FIRST, take out the furniture: leave a few old blankets, a kitchen table, maybe a wooden chair. You've never had a bed, remember?
SECOND, throw out your clothes. Each person in the family may keep the oldest suit or dress, a shirt or blouse. The head of the family has the only pair of shoes.
THIRD, all kitchen appliances have vanished. Keep a box of matches, a small bag of flour, some sugar and salt, a handful of onions, a dish of dried beans. Rescue the mouldy potatoes from the garbage can: those are tonight's meal.
FOURTH, dismantle the bathroom, shut off the running water, take out the wiring and the lights and everything that runs by electricity.
FIFTH, take away the house and move the family into the toolshed.
SIXTH, no more postman, fireman, government services.
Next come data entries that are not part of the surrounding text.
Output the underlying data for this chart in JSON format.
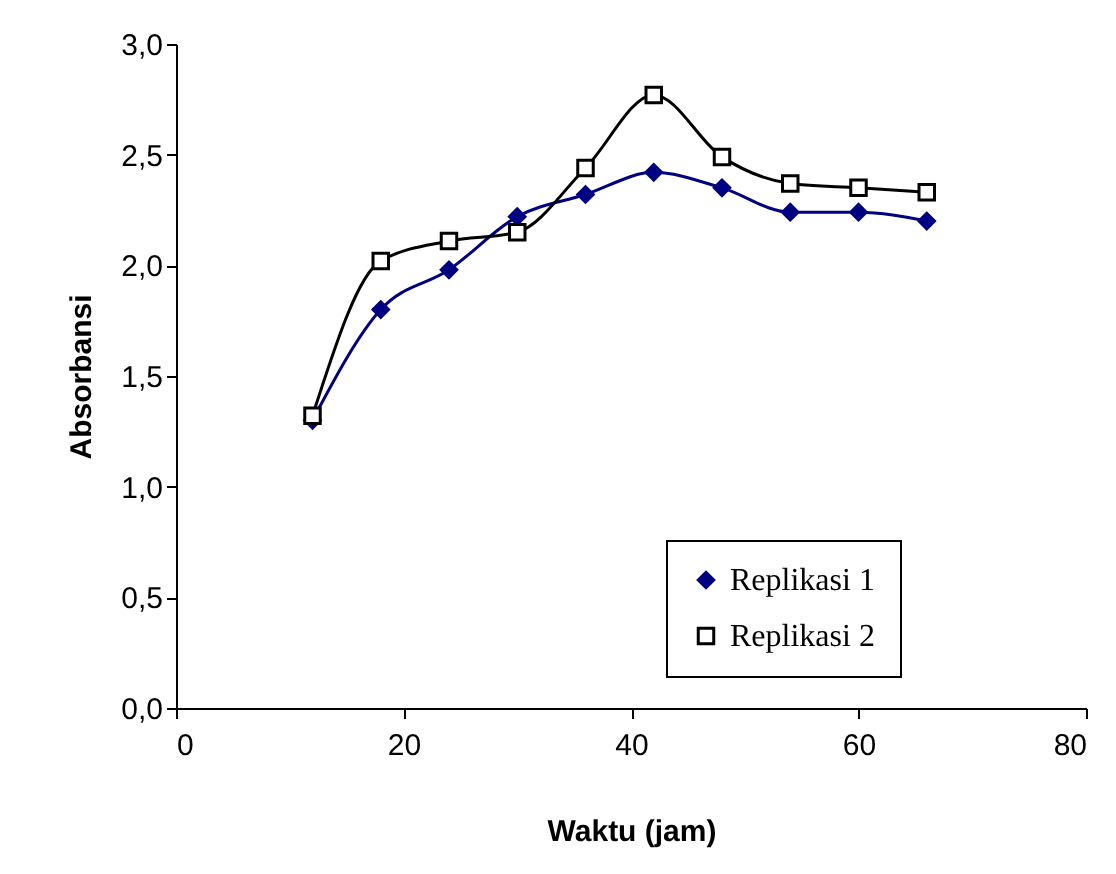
{
  "chart_data": {
    "type": "line",
    "xlabel": "Waktu (jam)",
    "ylabel": "Absorbansi",
    "x": [
      12,
      18,
      24,
      30,
      36,
      42,
      48,
      54,
      60,
      66
    ],
    "series": [
      {
        "name": "Replikasi 1",
        "color": "#000080",
        "marker": "diamond",
        "values": [
          1.3,
          1.8,
          1.98,
          2.22,
          2.32,
          2.42,
          2.35,
          2.24,
          2.24,
          2.2
        ]
      },
      {
        "name": "Replikasi 2",
        "color": "#000000",
        "marker": "square",
        "values": [
          1.32,
          2.02,
          2.11,
          2.15,
          2.44,
          2.77,
          2.49,
          2.37,
          2.35,
          2.33
        ]
      }
    ],
    "xlim": [
      0,
      80
    ],
    "xticks": [
      0,
      20,
      40,
      60,
      80
    ],
    "ylim": [
      0,
      3
    ],
    "yticks": [
      {
        "value": 0,
        "label": "0,0"
      },
      {
        "value": 0.5,
        "label": "0,5"
      },
      {
        "value": 1,
        "label": "1,0"
      },
      {
        "value": 1.5,
        "label": "1,5"
      },
      {
        "value": 2,
        "label": "2,0"
      },
      {
        "value": 2.5,
        "label": "2,5"
      },
      {
        "value": 3,
        "label": "3,0"
      }
    ],
    "grid": false,
    "legend": "bottom right",
    "line_style": "solid"
  }
}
The two-classroom school is three miles away, but only two of your seven children attend anyway, and they walk.
SEVENTH, throw out your bankbooks, stock certificates, pension plans, insurance policies. You now have a cash hoard of $5.
EIGHTH, get out and start cultivating your three acres. Try hard to raise $300 in cash crops because your landlord wants one third and your moneylender 10 percent.
NINTH, find some way for your children to bring in a little extra money so you have something to eat most days. But it won't be enough to keep bodies healthy—so lop off 25 to 30 years of life.